Among the financial issues - whose shares bounced around all day before finally rallying late in the day on government expressions of help for the banking industry, and disavowals of any intention of nationalizing the banks - a trader said that Bank of America Corp. paper was "better - there was a kind of ebb and flow, but it's kind of ending the day stronger."

He said that he was "not seeing much in the way of Citi," which was also heard to have tightened.

"There was actually pretty good two-way flow across the board," he said, but "particularly in Bank of America."

A market source at another desk saw B of A's 5.375% notes due 2011 having tightened as much as 55 bps on the session to around the 900 bps level.

Its 2.1% FDIC-backed notes due 2012 firmed by a more sedate 7 bps to 73 bid

A market source saw wild gyrations in Citi's 4.125% notes due 2010, which had traded at a dollar price of 91.5 on Tuesday for a 13%-plus yield and a spread of nearly 1,300 bps; on Wednesday, those bonds got as good as a 97-plus dollar price, which nearly halved the yield and more than halved the spread down to the low 600s. However, late in the day, the bonds gave up those dramatic gains and fell back to around the levels at which they had finished on Tuesday. Over $30 million of the bonds traded.

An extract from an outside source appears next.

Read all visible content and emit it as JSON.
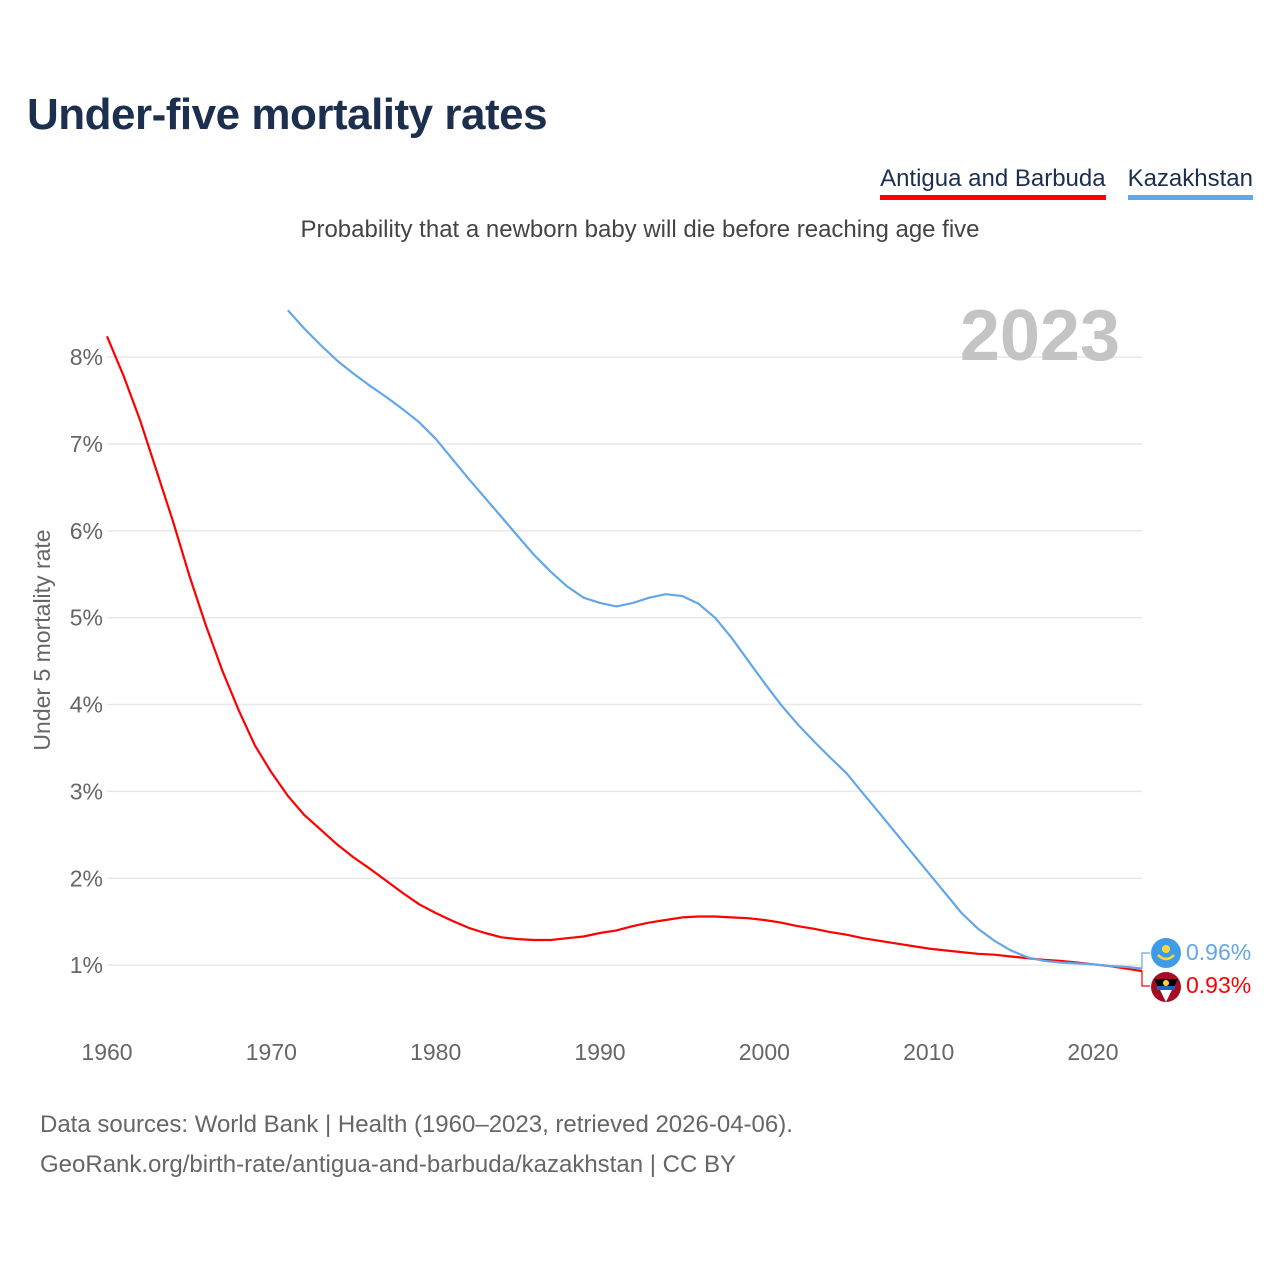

One of the most active issues was J.P. Morgan Chase & Co.'s 2.625% notes due 2010, with over $85 million traded; spreads on the FDIC-backed issue tightened to under 40 bps.

GE Capital lags behind

While most of the financials were stronger, the trader said that "GE Capital was on its lows." He saw the Fairfield, Conn.-based company's 5.625% notes due 2017 trading at 500 bps bid, 475 bps offered, versus 470 bps bid, 465 bps earlier.

CDS measures tighten up

A trader who watches the credit-default swaps market said the cost of insuring holders of big-bank paper against a possible default was anywhere from 25 bps to 40 bps tighter on the day; he saw Citi's CDS costs tighten by 40 bps to 405 bps bid, 425 bps offered, while B of A was in by 25 bps at 235 bps bid, 250 bps offered.

He saw brokers' bonds debt-protection costs unchanged to 15 bps tighter, with Morgan Stanley 15 bps tighter, and Merrill Lynch's CDS cost unchanged on the day.